AVOCAT OU PAS AVOCAT

Il est très difficile de prendre position sur ce sujet en une page. En effet, si quelqu'un est poursuivi en correctionnelle, il a presque l'obligation de se faire aider par un avocat s'il veut demander des circonstances atténuantes; on le voit mal en effet expliquer que ce qui est arrivé est la faute de la société et qu'il a toujours été maltraité car son père est un ivrogne et sa mère une prostituée. Même chose pour les accusés en Assises mais la preuve a déjà été rapportée que des parties civiles peuvent parfois s'en tirer très bien toutes seules. Pour récupérer des créances devant le juge de paix ou le Tribunal de Commerce, mieux vaut commencer tout seul car 8 débiteurs sur 10 sont condamnés immédiatement par défaut. Si l'affaire se complique, on peut toujours prendre un avocat.

Tout le monde peut-il se payer un avocat et le litige en vaut-il la peine ? Beaucoup de commerçants renoncent à recouvrir des créances pour de nombreux motifs dont le coût et les ennuis sans garantie de résultats et même sans garantie de paiement après une issue en justice favorable. Que restera-t-il d'ailleurs après le passage de l'avocat ? L'avocat va-t-il conseiller convenablement son client ou va-t-il poursuivre son propre intérêt ? Le débat est ouvert mais le barreau préfère l'ignorer.

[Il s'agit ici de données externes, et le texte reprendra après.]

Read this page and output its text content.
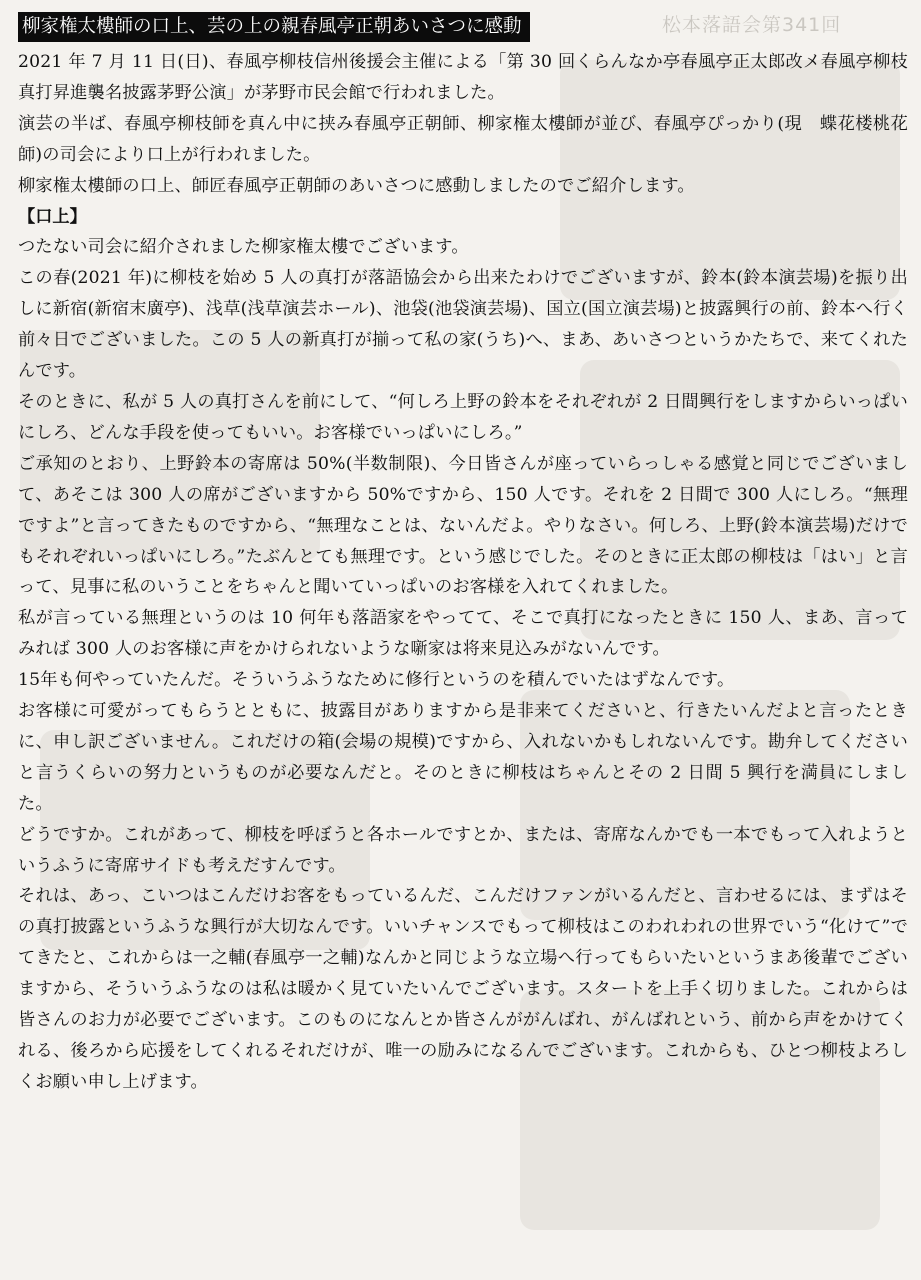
松本落語会第341回
柳家権太樓師の口上、芸の上の親春風亭正朝あいさつに感動

2021 年 7 月 11 日(日)、春風亭柳枝信州後援会主催による「第 30 回くらんなか亭春風亭正太郎改メ春風亭柳枝真打昇進襲名披露茅野公演」が茅野市民会館で行われました。

演芸の半ば、春風亭柳枝師を真ん中に挟み春風亭正朝師、柳家権太樓師が並び、春風亭ぴっかり(現　蝶花楼桃花師)の司会により口上が行われました。

柳家権太樓師の口上、師匠春風亭正朝師のあいさつに感動しましたのでご紹介します。

【口上】

つたない司会に紹介されました柳家権太樓でございます。

この春(2021 年)に柳枝を始め 5 人の真打が落語協会から出来たわけでございますが、鈴本(鈴本演芸場)を振り出しに新宿(新宿末廣亭)、浅草(浅草演芸ホール)、池袋(池袋演芸場)、国立(国立演芸場)と披露興行の前、鈴本へ行く前々日でございました。この 5 人の新真打が揃って私の家(うち)へ、まあ、あいさつというかたちで、来てくれたんです。

そのときに、私が 5 人の真打さんを前にして、“何しろ上野の鈴本をそれぞれが 2 日間興行をしますからいっぱいにしろ、どんな手段を使ってもいい。お客様でいっぱいにしろ。”

ご承知のとおり、上野鈴本の寄席は 50%(半数制限)、今日皆さんが座っていらっしゃる感覚と同じでございまして、あそこは 300 人の席がございますから 50%ですから、150 人です。それを 2 日間で 300 人にしろ。“無理ですよ”と言ってきたものですから、“無理なことは、ないんだよ。やりなさい。何しろ、上野(鈴本演芸場)だけでもそれぞれいっぱいにしろ。”たぶんとても無理です。という感じでした。そのときに正太郎の柳枝は「はい」と言って、見事に私のいうことをちゃんと聞いていっぱいのお客様を入れてくれました。

私が言っている無理というのは 10 何年も落語家をやってて、そこで真打になったときに 150 人、まあ、言ってみれば 300 人のお客様に声をかけられないような噺家は将来見込みがないんです。

15年も何やっていたんだ。そういうふうなために修行というのを積んでいたはずなんです。

お客様に可愛がってもらうとともに、披露目がありますから是非来てくださいと、行きたいんだよと言ったときに、申し訳ございません。これだけの箱(会場の規模)ですから、入れないかもしれないんです。勘弁してくださいと言うくらいの努力というものが必要なんだと。そのときに柳枝はちゃんとその 2 日間 5 興行を満員にしました。

どうですか。これがあって、柳枝を呼ぼうと各ホールですとか、または、寄席なんかでも一本でもって入れようというふうに寄席サイドも考えだすんです。

それは、あっ、こいつはこんだけお客をもっているんだ、こんだけファンがいるんだと、言わせるには、まずはその真打披露というふうな興行が大切なんです。いいチャンスでもって柳枝はこのわれわれの世界でいう“化けて”でてきたと、これからは一之輔(春風亭一之輔)なんかと同じような立場へ行ってもらいたいというまあ後輩でございますから、そういうふうなのは私は暖かく見ていたいんでございます。スタートを上手く切りました。これからは皆さんのお力が必要でございます。このものになんとか皆さんががんばれ、がんばれという、前から声をかけてくれる、後ろから応援をしてくれるそれだけが、唯一の励みになるんでございます。これからも、ひとつ柳枝よろしくお願い申し上げます。
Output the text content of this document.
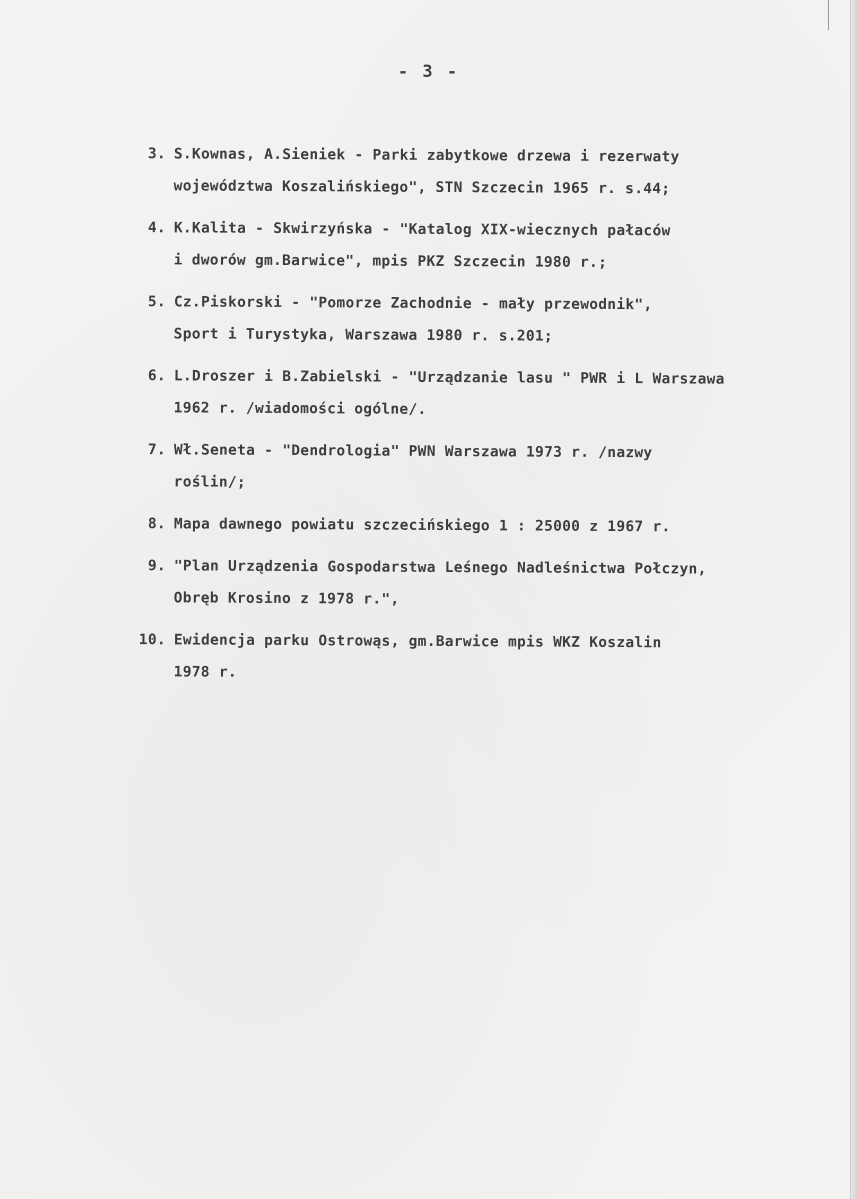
- 3 -
3. S.Kownas, A.Sieniek - Parki zabytkowe drzewa i rezerwaty
województwa Koszalińskiego", STN Szczecin 1965 r. s.44;
4. K.Kalita - Skwirzyńska - "Katalog XIX-wiecznych pałaców
i dworów gm.Barwice", mpis PKZ Szczecin 1980 r.;
5. Cz.Piskorski - "Pomorze Zachodnie - mały przewodnik",
Sport i Turystyka, Warszawa 1980 r. s.201;
6. L.Droszer i B.Zabielski - "Urządzanie lasu " PWR i L Warszawa
1962 r. /wiadomości ogólne/.
7. Wł.Seneta - "Dendrologia" PWN Warszawa 1973 r. /nazwy
roślin/;
8. Mapa dawnego powiatu szczecińskiego 1 : 25000 z 1967 r.
9. "Plan Urządzenia Gospodarstwa Leśnego Nadleśnictwa Połczyn,
Obręb Krosino z 1978 r.",
10. Ewidencja parku Ostrowąs, gm.Barwice mpis WKZ Koszalin
1978 r.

L'ACCUEIL DES JUSTICIABLES
QUI N'ONT PAS D'AVOCAT

Beaucoup d'avocats et de magistrats considèrent que la justice c'est leur affaire alors que la justice est l'affaire de tous. Malgré deux livres et mes connaissances pratiques, je ne suis jamais parvenu à m'introduire dans une commission parlant de la réforme de la justice ni même à participer à un débat contradictoire à part à la RTBF " L'Ecran Témoin " il y a bien longtemps. C'est normal car les avocats et les magistrats n'aiment pas d'exposer leur incompétence et leurs faiblesses devant des profanes.
La différence de traitement des magistrats entre les avocats et les justiciables est particulièrement frappant surtout de la part des plus mauvais magistrats. En voici quelques exemples :
  1. Si vous oubliez de signer et dater vos conclusions, le magistrat ne manquera pas de vous signaler que si vous aviez pris un avocat, vous sauriez qu'il faut signer et dater ses conclusions. Si c'est un avocat qui oublie, le juge lui demande poliment de bien vouloir le faire.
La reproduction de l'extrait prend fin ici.